Certification and Declaration of Conformity

In relation to the type of product and equipment for which approval is requested, the compliance with FCC requirements is demonstrated following two different procedures.

The Suppliers' Declaration of Conformity (SDoC) which can be carried out by the manufacturer with the help of a equipped laboratory to carry out the necessary tests. The SDoC is applicable for a series of products such as electronic and IT products without radio transmitters and products that integrate one or more radio modules already FCC certified and which do not require the execution of SAR tests, which is discussed in more detail in the next paragraph.

The procedure called "Certification" involves the execution of tests at a FCC accredited laboratory and the involvement of a Telecommunications Certification Body. The TCB also takes care of uploading the documentation to the FCC website (including test reports).

This procedure requires the company responsible for the product to obtain a from the FCC identifier called Grantee Code. This identifier is required only once and will constitute the first characters of all FCC ID codes that will be assigned to the various products of that company.

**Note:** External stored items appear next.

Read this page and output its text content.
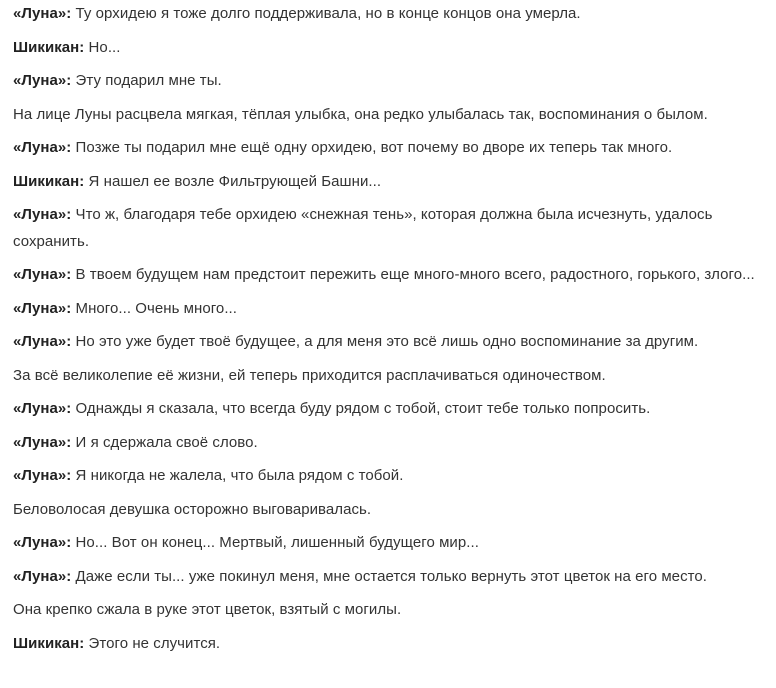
«Луна»: Ту орхидею я тоже долго поддерживала, но в конце концов она умерла.

Шикикан: Но...

«Луна»: Эту подарил мне ты.

На лице Луны расцвела мягкая, тёплая улыбка, она редко улыбалась так, воспоминания о былом.

«Луна»: Позже ты подарил мне ещё одну орхидею, вот почему во дворе их теперь так много.

Шикикан: Я нашел ее возле Фильтрующей Башни...

«Луна»: Что ж, благодаря тебе орхидею «снежная тень», которая должна была исчезнуть, удалось сохранить.

«Луна»: В твоем будущем нам предстоит пережить еще много-много всего, радостного, горького, злого...

«Луна»: Много... Очень много...

«Луна»: Но это уже будет твоё будущее, а для меня это всё лишь одно воспоминание за другим.

За всё великолепие её жизни, ей теперь приходится расплачиваться одиночеством.

«Луна»: Однажды я сказала, что всегда буду рядом с тобой, стоит тебе только попросить.

«Луна»: И я сдержала своё слово.

«Луна»: Я никогда не жалела, что была рядом с тобой.

Беловолосая девушка осторожно выговаривалась.

«Луна»: Но... Вот он конец... Мертвый, лишенный будущего мир...

«Луна»: Даже если ты... уже покинул меня, мне остается только вернуть этот цветок на его место.

Она крепко сжала в руке этот цветок, взятый с могилы.

Шикикан: Этого не случится.
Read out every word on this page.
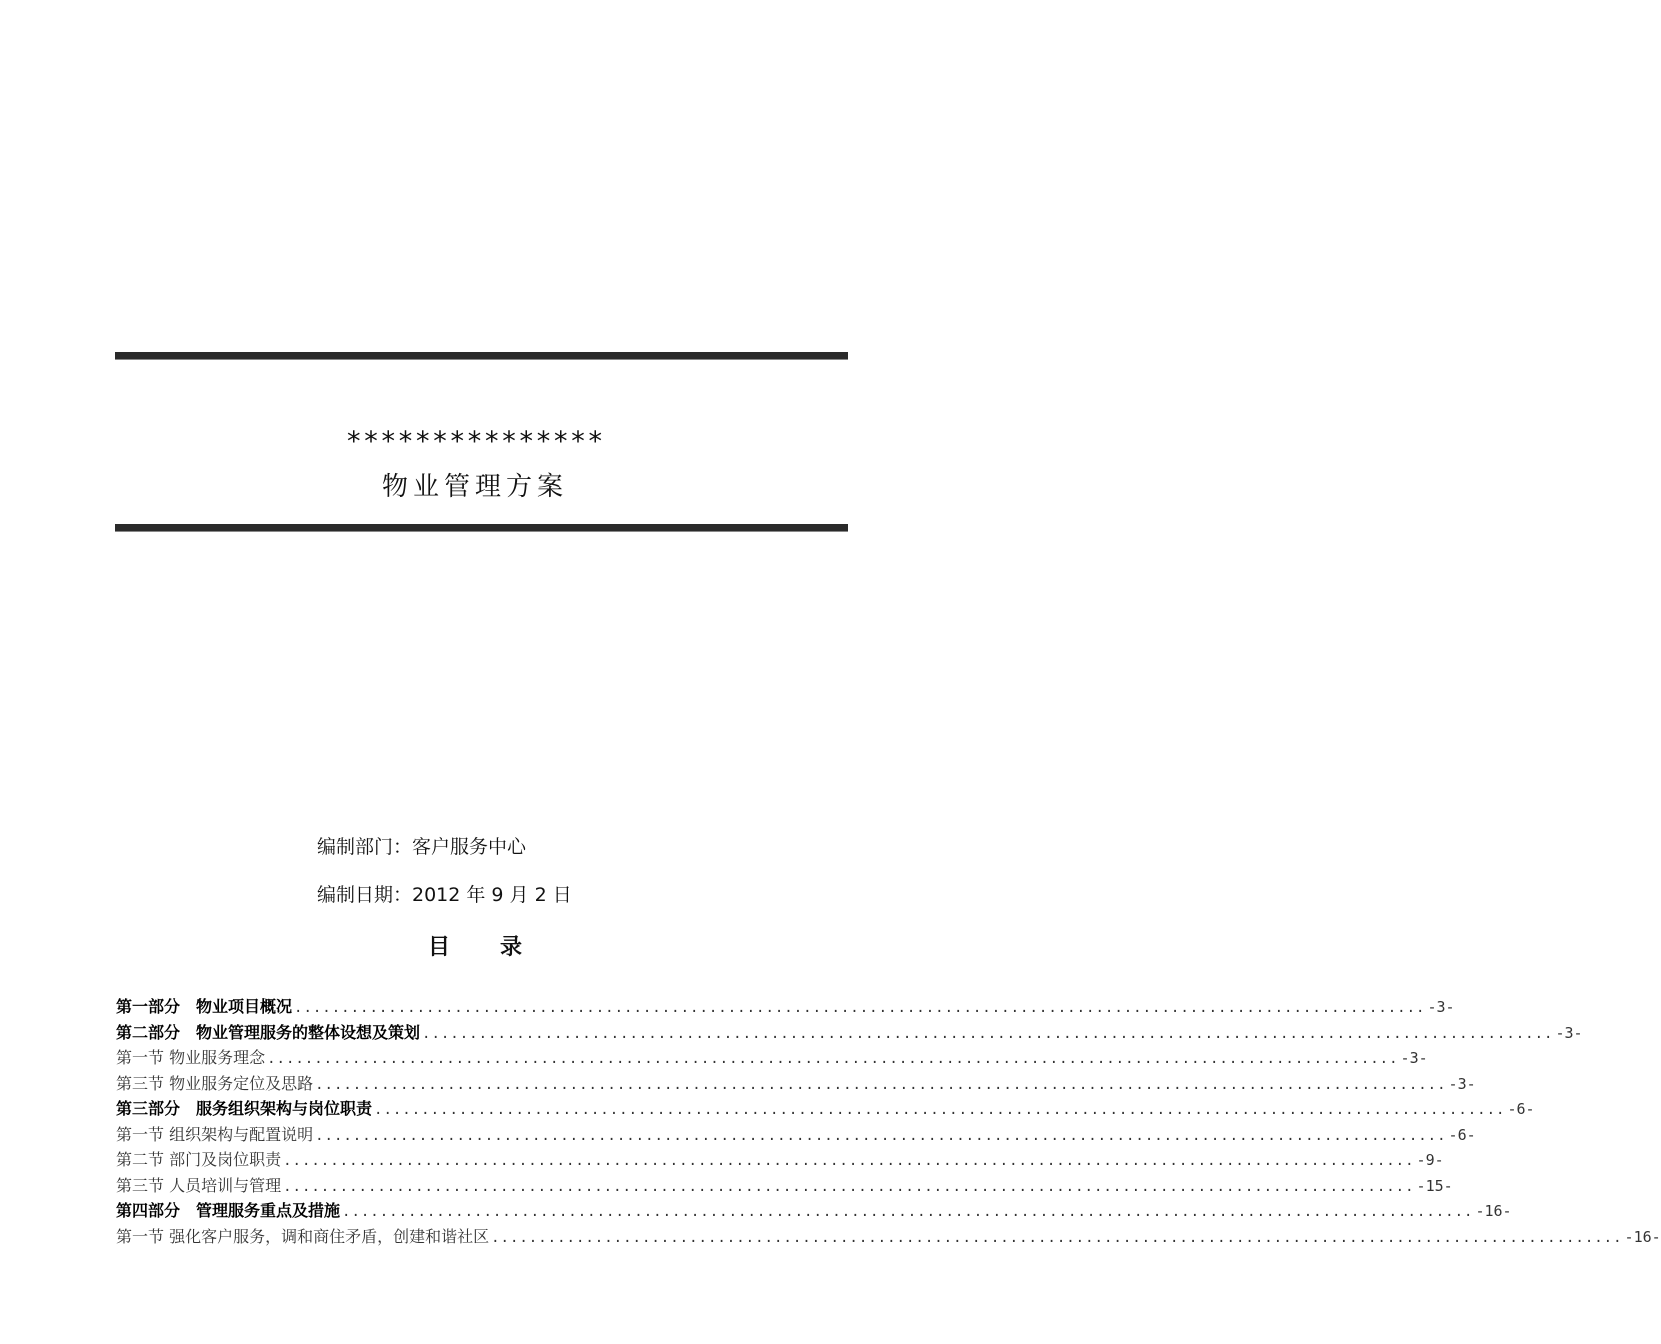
***************
物业管理方案
编制部门：客户服务中心
编制日期：2012 年 9 月 2 日
目录
第一部分　物业项目概况 ........................................................................................................................ -3-
第二部分　物业管理服务的整体设想及策划 ........................................................................................................................ -3-
第一节 物业服务理念 ........................................................................................................................ -3-
第三节 物业服务定位及思路 ........................................................................................................................ -3-
第三部分　服务组织架构与岗位职责 ........................................................................................................................ -6-
第一节 组织架构与配置说明 ........................................................................................................................ -6-
第二节 部门及岗位职责 ........................................................................................................................ -9-
第三节 人员培训与管理 ........................................................................................................................ -15-
第四部分　管理服务重点及措施 ........................................................................................................................ -16-
第一节 强化客户服务，调和商住矛盾，创建和谐社区 ........................................................................................................................ -16-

Furthermore, the nomination of is requested an FCC US Agent, responsible for representing the manufacturer or importer in all interactions with the FCC regarding the certification and authorization of their equipment. The agent must have based in the United States and be authorized to receive legal notifications and other official documents on behalf of the manufacturer or importer.

The need for SAR testing

The SAR tests they are required and necessary in the case of products that require their use with the radiating part (antenna) less than 20 cm from the body. An exception is made to products that satisfy one of the following characteristics:

  • radio power transmitted, averaged over time, overall of all transmitters less than 1 mW (also valid for implanted devices);
  • power of each transmitter, averaged over time, less than 1 mW and distance between the relative radiating parts greater than 2 cm;
  • for multiple transmitters that do not operate simultaneously and that individually comply with one of the above rules;

Furthermore, there are other exclusion conditions depending on the power and frequency of the transmitters which require a detailed calculation, very specific to be able to be explored in detail here.

In all other cases, except those just listed, the following is followed “Certification” procedure as described above.

To launch their products on the US market safely and quickly, companies are required to certify that the products to be placed on the market comply with the technical requirements established by the regulations.

Sicom Testing offers its customers a full service FCC marking for all the cases indicated above, included company registration with FCC (Grantee Code) and the function of responsible representative agent. Similar services are also offered for Canada in accordance with specific regulations.

To request further information on this topic, write to info@sicomtesting.com
or call +39 0481 778931.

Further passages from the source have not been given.